第11話 三姉妹の狙い②

 僕が焦るのは必然的なことだった。なんせ突然雇用主から解雇報告。

 何かやってはならないことでもしてしまっただろうか。残念ながら僕には自覚がない。

 仕事中はしっかりと生徒に向き合って真剣に向き合ってきたつもりだ。


 もしそれが相手に伝わっていないのであればそれまでだが。一応僕は事務所内では一番評価が高いはずなんだけどな。

 

「え、なんで。僕どこかダメだったのかな。それなら直すよ。だから…」


「安心してください。先生はなにも悪くありませんよ」


「じゃあ、なんで」


 どうやら僕に悪い所はないらしい。尚更混乱してきた。


「邪魔だったんです」


「邪魔?」


「はい。私たちと先生がずっと生徒と教師の関係だったらしたいことも出来ませんから。障害はなくすに尽きますよね」


「つまり椎名ちゃんたちの目的のための解雇ってこと?」


「はい。私たちがただの知り合いになれば、知り合いという薄い関係から進むことが出来ます。琴乃も葉月もこの案に賛成してくれました。これは私たち三人の意見です」


 彼女が言いたいことを完璧に理解したわけじゃない。色々と理由付けしてくれたがつまり言いたいことは家庭教師が要らなくなったということだろう。

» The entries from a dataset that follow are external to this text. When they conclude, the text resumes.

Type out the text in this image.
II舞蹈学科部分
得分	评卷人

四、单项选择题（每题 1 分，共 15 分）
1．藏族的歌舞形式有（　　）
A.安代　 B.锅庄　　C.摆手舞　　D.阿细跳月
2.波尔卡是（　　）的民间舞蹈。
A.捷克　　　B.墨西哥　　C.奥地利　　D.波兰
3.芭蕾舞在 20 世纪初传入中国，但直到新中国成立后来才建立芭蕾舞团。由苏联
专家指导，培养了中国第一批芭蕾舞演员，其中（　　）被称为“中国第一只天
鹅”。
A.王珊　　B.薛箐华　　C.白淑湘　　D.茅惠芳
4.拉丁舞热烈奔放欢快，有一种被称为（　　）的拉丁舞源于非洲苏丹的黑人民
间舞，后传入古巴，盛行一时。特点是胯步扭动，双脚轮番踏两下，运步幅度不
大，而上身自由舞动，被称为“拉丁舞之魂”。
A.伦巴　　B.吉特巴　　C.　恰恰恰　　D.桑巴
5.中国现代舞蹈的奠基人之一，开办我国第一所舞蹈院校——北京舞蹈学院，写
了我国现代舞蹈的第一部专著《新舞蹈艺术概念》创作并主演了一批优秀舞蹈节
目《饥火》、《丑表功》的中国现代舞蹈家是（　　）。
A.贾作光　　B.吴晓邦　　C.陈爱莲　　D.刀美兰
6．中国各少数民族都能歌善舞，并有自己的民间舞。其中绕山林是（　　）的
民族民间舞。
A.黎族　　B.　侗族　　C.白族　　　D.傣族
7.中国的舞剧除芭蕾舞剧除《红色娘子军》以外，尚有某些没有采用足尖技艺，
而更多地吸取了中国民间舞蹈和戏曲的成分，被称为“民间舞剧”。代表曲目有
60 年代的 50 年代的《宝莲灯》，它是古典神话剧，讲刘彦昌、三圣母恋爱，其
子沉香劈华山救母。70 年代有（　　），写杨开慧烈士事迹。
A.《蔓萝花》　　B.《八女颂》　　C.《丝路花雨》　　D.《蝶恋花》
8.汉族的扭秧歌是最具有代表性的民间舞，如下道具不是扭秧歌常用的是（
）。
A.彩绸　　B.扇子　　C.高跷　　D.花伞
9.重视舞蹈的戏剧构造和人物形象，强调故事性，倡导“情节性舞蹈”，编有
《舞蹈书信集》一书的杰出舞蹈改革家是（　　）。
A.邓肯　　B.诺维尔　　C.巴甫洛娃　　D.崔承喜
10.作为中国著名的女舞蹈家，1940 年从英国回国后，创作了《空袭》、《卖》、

 いずれ別れる時がやってくるのは分かっていた。ちょっと早くなっただけだ。


「そうか。分かったよ」


「分かってくれましたか先生!…いや侑都さん」


 僕はゆっくり頷く。


「ではこれからよろしくお願いしますね侑都さん」


 椎名ちゃんは唐突に笑顔になると僕に抱き着いた。


「え、えっ⁈」


 唐突なる彼女の行動に慌てた声を出してしまうが僕は平然を保つ。女性慣れしていない僕には刺激が強くて油断してしまえば変な顔になってしまいそう。

 そんな顔を見られるわけにはいかない、とどうにか理性でおさえている。


「今日から私たちは生徒と教師じゃありません。もう何も邪魔するものはない。これからたくさん一緒に遊びましょうね!」


 う、笑顔が眩しい。そしてなんか椎名ちゃんがいつもより生き生きしている気がする。何かに解放されたかのような。僕にはよくわからないけど、解雇されたことがどうでもよくなってきた気がする。


 まぁ、仕事が減っちゃうから代わりは探さないとだけど。


「椎名だけずるい」

「椎名さんだけずるいです」


 聞き覚えのある声が聞こえたと思ったら扉から葉月ちゃんと琴乃ちゃんが入室してきた。どうやら最初から扉に耳を当てて聞き耳を立てていたらしい。

 なんとも憎めない姉妹だ。


「ごめん二人とも。抜け駆けしちゃった」


「まあ椎名のおかげで遠慮しなくてよくなったしね。許してあげる」


 琴乃ちゃんもうんうんと満足そうだ。


 僕まだあまり状況理解できていないんだけど…ただ確定していることは僕のことを悪く見ているわけではないということだ。


「侑都さん、状況が状況ですから正直に話しますね」


「え、うん」


 よくわからないまま僕は軽い感じで返事する。


 椎名ちゃんがそう言うと、葉月ちゃんと琴乃ちゃんと三人で横に並んで僕のことを上目遣いに見つめてきた。三人とも僕より背が小さくて上目遣いの威力が果てしない。


「ただいまー」


 椎名ちゃんが口を開こうとした瞬間、扉の向こう。正しくは玄関の方から女性の声がした。


「あ、お母さんが帰ってきたんだ。こんなに早いなんて」


「まずいよ椎名。お母さんに侑都さんがいるのばれたら。家庭教師のこともまだ話してないのに」


 葉月ちゃんが状況を教えてくれた。


 どうやら解雇に関しては彼女たちが独断と偏見で勝手に決めたことらしい。母親には僕がいないときに告白して怒られようとしていたという。


 それから椎名ちゃんと葉月ちゃんが僕に隠れるよう仕向けてきた。タンスの中やら押入れの中、ベッドの下などあらゆるところを提案されたが次の瞬間彼女たちの努力が一蹴される。


「でも玄関に靴ありますよね」


 琴乃ちゃんが言った。


 そう、僕の靴は玄関にそのままになっている。家の人なら違う靴があったらすぐに誰か来ていると察することは可能なわけで…


「椎名ー、誰かご友人さんがいらっしゃってるのー?」


 彼女らのお母上様にはお見通しみたいだ。